Current policy settings – both interest rates and the size of the Bank’s balance sheet – remain a long way away from what we thought normal before the crisis. With the economy expanding at a brisk pace, albeit from depressed levels of output, it was important for the Monetary Policy Committee (MPC) to provide some direction to the markets. That direction came in three forms.

First, that spare capacity could be eroded further before rates need to be lifted – in other words, the Bank is happy to let the recovery run for some length of time before pulling the trigger on policy; second, that when the Bank does eventually take back current extreme policy settings, it will be done only gradually; and third, that the final resting place of interest rates will be far lower than what it was pre-crisis (in the decade to 2007, Bank Rate averaged around 5%).

Did the Bank give any clues about how long it might take before we see the first rate rise? The fixed income markets seemed to think so, moving aggressively to price in an earlier move than had been expected, given that the Bank has let its commitment expire.

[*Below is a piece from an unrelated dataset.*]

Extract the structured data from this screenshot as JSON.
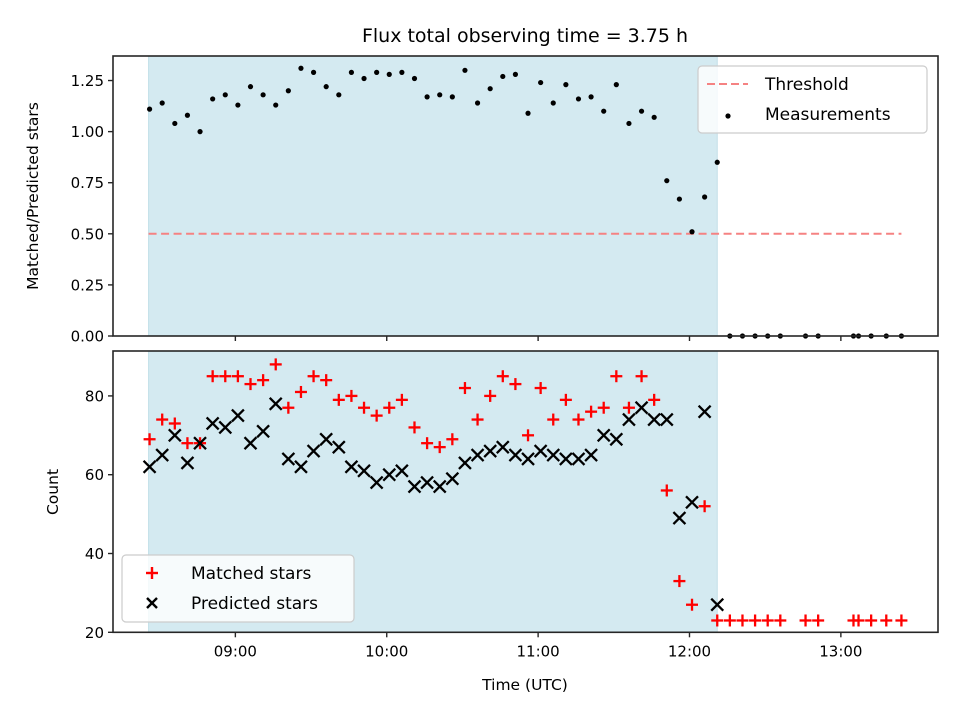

However, it is possible to use the Inflation Report to argue that the Bank may wait until later. After all, the Bank said it would like to see spare capacity completely eroded by the end of the forecast horizon, yet this would not quite be the case using the market profile for rates in the run-up to the February policy meeting.

Of course the Bank could be wrong on its judgement about spare capacity. The Bank told us that not only was spare capacity quite modest (1-1.5% of GDP) but that even strong economic growth of 3% annuailsed over the forecast horizon would be insufficient to eliminate it three years hence. That suggests the Bank is very optimistic about the supply potential of the economy. If this turns out to be too optimistic a view – reflected in continued weak productivity outturns – then spare capacity may be eroded more quickly which consequently could raise inflation.

That said, there are plenty of reasons to think inflation will fall further over the coming months –  to rates lower than the Bank thinks, in our view. Weak rates of factory gate inflation, unit labour costs rising at less than their normal rate thanks to weak wages, sterling’s 10% rise over the past year, the existence of some degree of slack, global disinflationary trends and the British Retail Consortium telling us that shop prices are falling at their fastest rate on record are all reasons to expect disinflation – but not deflation.

On top of that, the Bank of England believes we have seen the peak in the rate of economic growth. In short, policymakers are unlikely to be feeling much pressure to raise interest rates in the short term. Concerns about financial stability – particularly in respect to the housing market – cannot be ignored and there is something to be said for the argument that loose monetary policy globally might be sowing the seeds of the next crisis through asset price bubbles. While both government and financial policy can attempt to address this before using the blunt tool of interest rates, it is important for central banks to explain clearly to borrowers that the era of exceptionally low interest rates will have to end.